L’Évangile selon Luc est le plus connu, donnant la trame de la plupart des histoires de Noël. Luc nous propose de nous identifier à Marie, la mère de Jésus, et comme elle, de laisser féconder notre existence par Dieu. Luc nous propose de participer à la conception du Christ en nous, qui est alors à la fois l’enfant de Dieu et notre enfant, à la fois fils de Dieu et fils de l’homme. Et oui, c’est un miracle, c’est à dire quelque chose qui dépasse les simples lois de ce monde, il y a là une dimension supplémentaire qui advient dans notre être et dans notre histoire, celle d’un souffle venu de Dieu.

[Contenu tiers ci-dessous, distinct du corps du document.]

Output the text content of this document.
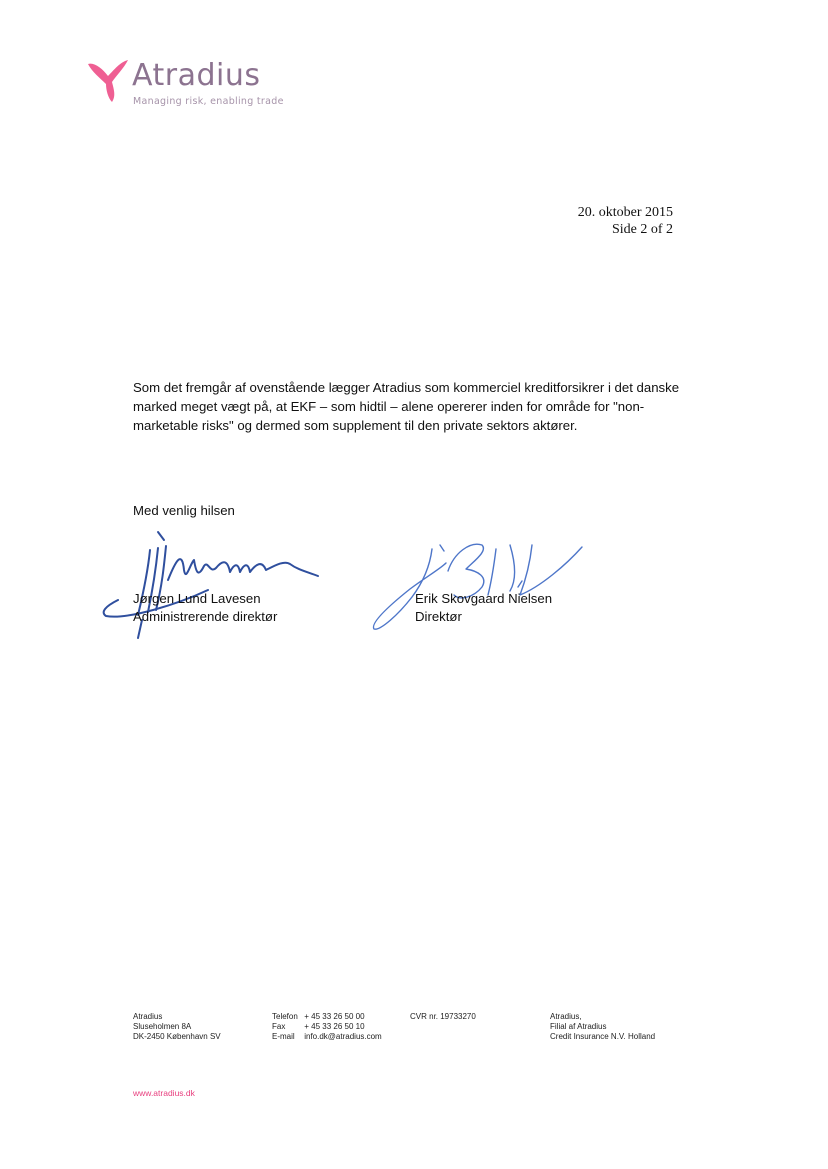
Atradius
Managing risk, enabling trade
20. oktober 2015
Side 2 of 2
Som det fremgår af ovenstående lægger Atradius som kommerciel kreditforsikrer i det danske marked meget vægt på, at EKF – som hidtil – alene opererer inden for område for "non-marketable risks" og dermed som supplement til den private sektors aktører.
Med venlig hilsen
Jørgen Lund Lavesen
Administrerende direktør
Erik Skovgaard Nielsen
Direktør
Atradius
Sluseholmen 8A
DK-2450 København SV
Telefon + 45 33 26 50 00
Fax + 45 33 26 50 10
E-mail info.dk@atradius.com
CVR nr. 19733270	Atradius,
Filial af Atradius
Credit Insurance N.V. Holland
www.atradius.dk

Cette idée est encore complétée par celle du bébé Jésus déposé dans la mangeoire d’une étable, à Bethléem (nom qui signifie la maison du pain). Ce salut qui nous est ainsi donné en Christ est comme un pain de vie qui nous est donné pour nourrir l’animal que nous sommes et nous donner la vie. Le Christ ne nous sauve donc pas en achetant le pardon de Dieu, il ne s’agit pas non plus pour nous de « revêtir Christ » ou de devenir extérieurement semblable à lui, mais plutôt de le manger, c’est à dire de l’assimiler, de le faire nôtre, de digérer ses paroles et sa façon d’être, sa foi et son espérance pour nourrir notre propre foi, notre propre espérance et notre façon d’aimer.

Une vie à reconnaître et à aimer

L’Évangile selon Matthieu est donc assez proche du récit de Luc par la dimension surnaturelle du salut qui nous est donné en Christ. Mais Matthieu nous propose, lui, de nous identifier plutôt à Joseph et d’adopter Jésus. Contrairement à Marie, Joseph n’est pour rien dans la conception de Jésus, c’est indépendant de sa volonté. Au début de l’Évangile selon Matthieu, Jésus est déjà conçu, la question n’est alors pas de faire naître la vie spirituelle en nous mais plutôt de reconnaître qu’elle existe déjà, de l’adopter, puis de protéger cet enfant de la fureur de ce monde, comme Joseph protège Marie et Jésus d’Hérode.

En offrant à la fois les deux témoignages de Luc et de Matthieu, la première Église chrétienne a fait preuve d’une sagesse pleine de respect, d’intelligence et de foi. Car nous sommes tous concernés par ces deux prédications. Il y a déjà en chacun de nous du Christ qui est déjà là et du Christ qui est encore à concevoir. Peut-être, juste, est-il préférable de commencer avec Matthieu en reconnaissant ce début de Christ en nous, et ensuite, fort de cette foi déjà naissante, nous aurons la force, à l’image de Marie, de dire oui à Dieu, et être de plus en plus porteur de vie, avec lui et grâce à lui.

D’ailleurs, l’Évangile selon Luc se poursuit paradoxalement par un autre engendrement de Jésus comme fils de Dieu, et enfin par une troisième façon dont Jésus est fils de Dieu !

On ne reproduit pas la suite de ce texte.